Duas assistentes de palco, as duas usando maiôs cobertos de purpurina, agarraram Alessandra pelos braços e arrastaram ela até o centro do palco. Sob as luzes dos holofotes, ela foi sentada numa simples e solitária banqueta de plástico. As duas assistentes se postaram ao lado dela como seguranças – como se estivessem preparadas caso ela tentasse fugir.

Um terceiro assistente apareceu. Ele era musculoso e usava um colete aberto, também coberto de purpurina. As mulheres da plateia aplaudiram e assobiaram. Ele trazia um balde de metal e, a julgar pelo modo como carregava, dava para perceber que estava cheio. Ele colocou o balde no chão entre as pernas da participante e se afastou.

Alessandra observou o conteúdo do balde, inexpressiva. Era como se estivesse vendo a si mesma naquela situação, apenas mais uma espectadora assistindo tudo de sua poltrona em casa.

_Agora – anunciou o apresentador –, pode comer tudo!

Sem reclamar, sem hesitar, Alessandra enfiou a mão no balde e retirou um punhado.

O balde colocado entre suas pernas estava cheio de lesmas até a borda. Elas escorregavam para fora, tentando fugir, e suas anteninhas transparentes com olhos curiosos despontavam no meio do mar de gelatina viva, e, como era mesmo um sonho, Alessandra comeu tudo.

Alessandra acordou...

...e percebeu que ainda estava dormindo.

O apresentador não parava de gritar, assim como a plateia, porque ela fez tudo errado. Não era para comer coisa nenhuma. De onde ela havia tirado essa ideia? O apresentador lhe perguntou, e ela não soube responder, ficou envergonhada. E o pior é que ela já estava com a boca cheia – como uma criança, que tenta ver quantos doces cabem na boca, ou quantos ela consegue engolir ao mesmo tempo – e não sabia o que fazer. Puxa! Todo mundo olhava para ela. O mundo inteiro estava assistindo. Alessandra olhou para as várias câmeras apontadas para ela, todas pareciam acusa-la, então dobrou-se sobre o balde e abriu a boca o máximo que pode. As criaturas começaram a escorregar e a cair de volta no balde. Sua língua era um tobogã vermelho, e aquelas criaturas não tinham pressa.
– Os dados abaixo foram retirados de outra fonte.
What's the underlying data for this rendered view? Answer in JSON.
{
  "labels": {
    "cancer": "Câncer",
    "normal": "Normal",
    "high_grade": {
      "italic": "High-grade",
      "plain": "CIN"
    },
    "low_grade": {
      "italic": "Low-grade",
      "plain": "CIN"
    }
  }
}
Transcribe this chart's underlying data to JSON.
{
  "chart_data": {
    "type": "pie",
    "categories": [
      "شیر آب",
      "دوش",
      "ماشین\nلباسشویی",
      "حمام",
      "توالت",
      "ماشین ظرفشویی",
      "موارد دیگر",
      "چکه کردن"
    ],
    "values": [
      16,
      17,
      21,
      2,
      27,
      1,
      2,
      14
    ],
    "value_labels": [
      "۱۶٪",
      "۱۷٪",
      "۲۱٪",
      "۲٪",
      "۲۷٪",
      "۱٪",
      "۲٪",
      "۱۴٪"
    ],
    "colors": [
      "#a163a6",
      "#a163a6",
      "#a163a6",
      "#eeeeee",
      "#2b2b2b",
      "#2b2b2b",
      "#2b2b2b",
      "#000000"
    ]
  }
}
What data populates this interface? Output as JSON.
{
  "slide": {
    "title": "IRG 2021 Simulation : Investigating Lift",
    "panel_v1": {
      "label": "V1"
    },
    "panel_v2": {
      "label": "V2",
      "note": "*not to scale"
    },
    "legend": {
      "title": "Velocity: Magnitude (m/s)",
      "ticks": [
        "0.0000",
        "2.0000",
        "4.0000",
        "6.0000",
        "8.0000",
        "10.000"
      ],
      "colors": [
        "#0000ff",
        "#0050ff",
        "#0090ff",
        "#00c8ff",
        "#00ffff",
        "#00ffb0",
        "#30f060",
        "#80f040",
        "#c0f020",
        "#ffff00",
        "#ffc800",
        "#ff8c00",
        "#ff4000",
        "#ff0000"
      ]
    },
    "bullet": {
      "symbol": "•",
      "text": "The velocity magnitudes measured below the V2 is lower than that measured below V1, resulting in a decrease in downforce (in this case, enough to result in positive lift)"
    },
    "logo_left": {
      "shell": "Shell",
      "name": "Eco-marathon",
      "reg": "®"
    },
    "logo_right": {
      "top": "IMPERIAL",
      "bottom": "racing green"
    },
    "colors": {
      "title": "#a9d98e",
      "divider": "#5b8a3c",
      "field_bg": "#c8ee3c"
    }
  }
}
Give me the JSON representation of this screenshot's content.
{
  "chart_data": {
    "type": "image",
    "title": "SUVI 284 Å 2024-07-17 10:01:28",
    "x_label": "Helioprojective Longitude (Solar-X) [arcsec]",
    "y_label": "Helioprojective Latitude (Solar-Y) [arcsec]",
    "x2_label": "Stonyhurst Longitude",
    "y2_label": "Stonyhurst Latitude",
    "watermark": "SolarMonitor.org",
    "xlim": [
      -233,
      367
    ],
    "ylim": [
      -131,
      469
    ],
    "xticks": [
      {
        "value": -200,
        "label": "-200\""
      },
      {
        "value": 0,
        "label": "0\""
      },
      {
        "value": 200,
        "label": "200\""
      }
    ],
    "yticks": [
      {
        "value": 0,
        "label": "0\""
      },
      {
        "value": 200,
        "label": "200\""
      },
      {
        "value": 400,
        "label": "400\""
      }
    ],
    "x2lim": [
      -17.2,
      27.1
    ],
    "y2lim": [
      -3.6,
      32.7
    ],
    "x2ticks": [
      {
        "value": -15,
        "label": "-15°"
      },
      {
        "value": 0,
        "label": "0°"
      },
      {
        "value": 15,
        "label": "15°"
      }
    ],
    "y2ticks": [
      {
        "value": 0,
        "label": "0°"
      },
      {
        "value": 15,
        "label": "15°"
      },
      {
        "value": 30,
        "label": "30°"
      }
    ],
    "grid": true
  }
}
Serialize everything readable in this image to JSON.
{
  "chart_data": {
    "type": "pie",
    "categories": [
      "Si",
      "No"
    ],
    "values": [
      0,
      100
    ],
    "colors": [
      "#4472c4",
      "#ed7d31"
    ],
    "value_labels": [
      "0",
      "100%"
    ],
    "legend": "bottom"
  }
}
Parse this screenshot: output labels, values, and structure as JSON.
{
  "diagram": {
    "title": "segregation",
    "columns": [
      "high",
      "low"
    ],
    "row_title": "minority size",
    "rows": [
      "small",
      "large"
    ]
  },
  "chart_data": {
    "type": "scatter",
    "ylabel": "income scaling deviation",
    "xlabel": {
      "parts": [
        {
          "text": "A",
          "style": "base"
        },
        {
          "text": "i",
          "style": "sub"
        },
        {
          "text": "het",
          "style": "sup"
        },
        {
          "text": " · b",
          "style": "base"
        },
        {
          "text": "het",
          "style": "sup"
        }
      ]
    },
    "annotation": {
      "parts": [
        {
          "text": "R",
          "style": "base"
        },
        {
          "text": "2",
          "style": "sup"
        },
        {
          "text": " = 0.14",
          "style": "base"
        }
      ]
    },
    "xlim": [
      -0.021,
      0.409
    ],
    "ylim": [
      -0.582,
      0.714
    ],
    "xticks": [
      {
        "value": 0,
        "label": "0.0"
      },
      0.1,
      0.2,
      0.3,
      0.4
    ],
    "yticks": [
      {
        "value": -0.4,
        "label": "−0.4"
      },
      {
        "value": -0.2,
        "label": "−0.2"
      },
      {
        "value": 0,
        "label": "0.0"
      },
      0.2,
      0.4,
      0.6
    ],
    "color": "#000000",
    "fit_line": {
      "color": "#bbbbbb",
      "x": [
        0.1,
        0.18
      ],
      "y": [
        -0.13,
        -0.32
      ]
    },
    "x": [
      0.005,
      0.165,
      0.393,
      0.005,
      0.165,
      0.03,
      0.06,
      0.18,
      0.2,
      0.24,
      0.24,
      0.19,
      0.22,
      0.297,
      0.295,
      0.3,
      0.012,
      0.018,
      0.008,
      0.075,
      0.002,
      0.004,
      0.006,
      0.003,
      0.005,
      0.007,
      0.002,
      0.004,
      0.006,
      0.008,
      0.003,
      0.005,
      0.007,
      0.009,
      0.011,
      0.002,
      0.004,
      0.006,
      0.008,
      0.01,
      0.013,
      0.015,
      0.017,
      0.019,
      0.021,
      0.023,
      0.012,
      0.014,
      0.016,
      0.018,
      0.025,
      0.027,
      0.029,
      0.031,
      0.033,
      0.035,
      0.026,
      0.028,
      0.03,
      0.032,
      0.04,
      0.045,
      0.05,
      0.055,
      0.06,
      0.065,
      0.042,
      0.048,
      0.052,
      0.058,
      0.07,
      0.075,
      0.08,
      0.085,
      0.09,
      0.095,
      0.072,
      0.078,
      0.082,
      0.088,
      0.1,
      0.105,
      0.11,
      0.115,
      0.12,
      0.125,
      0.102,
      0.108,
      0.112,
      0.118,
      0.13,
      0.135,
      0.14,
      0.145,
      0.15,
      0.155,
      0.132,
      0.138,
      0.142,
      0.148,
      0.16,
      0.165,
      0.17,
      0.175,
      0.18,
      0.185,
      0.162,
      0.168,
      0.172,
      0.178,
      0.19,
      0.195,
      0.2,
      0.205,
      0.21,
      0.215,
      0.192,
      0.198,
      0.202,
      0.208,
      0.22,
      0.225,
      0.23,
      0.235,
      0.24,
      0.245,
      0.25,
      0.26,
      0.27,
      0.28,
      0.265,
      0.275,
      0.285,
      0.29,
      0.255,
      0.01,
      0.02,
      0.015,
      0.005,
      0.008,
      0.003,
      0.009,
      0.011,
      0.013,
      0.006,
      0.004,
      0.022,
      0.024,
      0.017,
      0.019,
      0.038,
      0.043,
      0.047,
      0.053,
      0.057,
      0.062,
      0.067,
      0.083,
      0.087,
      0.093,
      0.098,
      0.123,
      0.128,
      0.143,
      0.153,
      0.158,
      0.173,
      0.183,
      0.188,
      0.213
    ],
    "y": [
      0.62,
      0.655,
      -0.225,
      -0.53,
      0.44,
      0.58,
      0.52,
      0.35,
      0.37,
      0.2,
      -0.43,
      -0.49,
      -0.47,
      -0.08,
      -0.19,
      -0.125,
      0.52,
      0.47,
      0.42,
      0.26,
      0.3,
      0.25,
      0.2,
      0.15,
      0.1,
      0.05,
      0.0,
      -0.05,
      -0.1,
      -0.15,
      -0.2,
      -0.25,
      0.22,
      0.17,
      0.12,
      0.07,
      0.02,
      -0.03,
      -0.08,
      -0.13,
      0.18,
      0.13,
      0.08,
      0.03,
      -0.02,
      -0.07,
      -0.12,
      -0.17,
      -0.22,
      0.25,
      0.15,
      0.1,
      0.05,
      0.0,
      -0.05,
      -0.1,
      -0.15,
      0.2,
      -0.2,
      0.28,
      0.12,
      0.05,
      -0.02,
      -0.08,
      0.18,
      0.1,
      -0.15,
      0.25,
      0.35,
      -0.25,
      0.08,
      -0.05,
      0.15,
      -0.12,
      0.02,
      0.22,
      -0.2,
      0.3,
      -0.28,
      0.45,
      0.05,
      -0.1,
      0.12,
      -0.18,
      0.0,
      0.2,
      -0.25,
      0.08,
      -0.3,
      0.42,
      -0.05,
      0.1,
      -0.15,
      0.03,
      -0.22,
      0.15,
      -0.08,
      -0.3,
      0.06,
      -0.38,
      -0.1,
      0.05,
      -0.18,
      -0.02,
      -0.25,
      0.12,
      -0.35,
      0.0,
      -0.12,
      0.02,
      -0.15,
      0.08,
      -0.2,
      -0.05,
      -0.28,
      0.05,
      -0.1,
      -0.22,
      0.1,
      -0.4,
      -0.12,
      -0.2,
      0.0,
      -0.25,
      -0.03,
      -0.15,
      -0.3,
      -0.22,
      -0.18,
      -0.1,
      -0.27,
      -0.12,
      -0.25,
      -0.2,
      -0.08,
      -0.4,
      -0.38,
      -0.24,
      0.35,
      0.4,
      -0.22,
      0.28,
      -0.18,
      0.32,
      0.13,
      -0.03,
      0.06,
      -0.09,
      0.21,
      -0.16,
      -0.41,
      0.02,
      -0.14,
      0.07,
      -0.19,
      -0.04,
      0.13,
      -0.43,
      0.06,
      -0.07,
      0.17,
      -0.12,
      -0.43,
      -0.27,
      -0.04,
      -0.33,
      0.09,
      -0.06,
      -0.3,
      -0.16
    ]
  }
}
Precisou manter a boca aberta por bastante tempo, até que as últimas saíssem. Tentou ajudar as pequenas, empurrando-as com a língua, mas elas se assustavam e voltavam para dentro, passeando pelo céu da boca e ameaçando mergulhar no túnel profundo da garganta. Ela sabia que Danilo jamais a perdoaria se ela fizesse isso. Uma das pequenas perdeu o rumo e estava saindo pelo nariz. Mas de onde Alessandra havia tirado a ideia absurda de que deveria comê-las? Mais tarde, ela se lembraria do casal Aguiar lhe oferecendo uma bandeja de escargot.

O apresentador reapareceu e explicou que aqueles bichinhos não eram comida. Também não eram seus inimigos. Alessandra queria, então, perguntar o que eles eram, mas o apresentador se adiantou:

"O que elas são, então?" – ele perguntou.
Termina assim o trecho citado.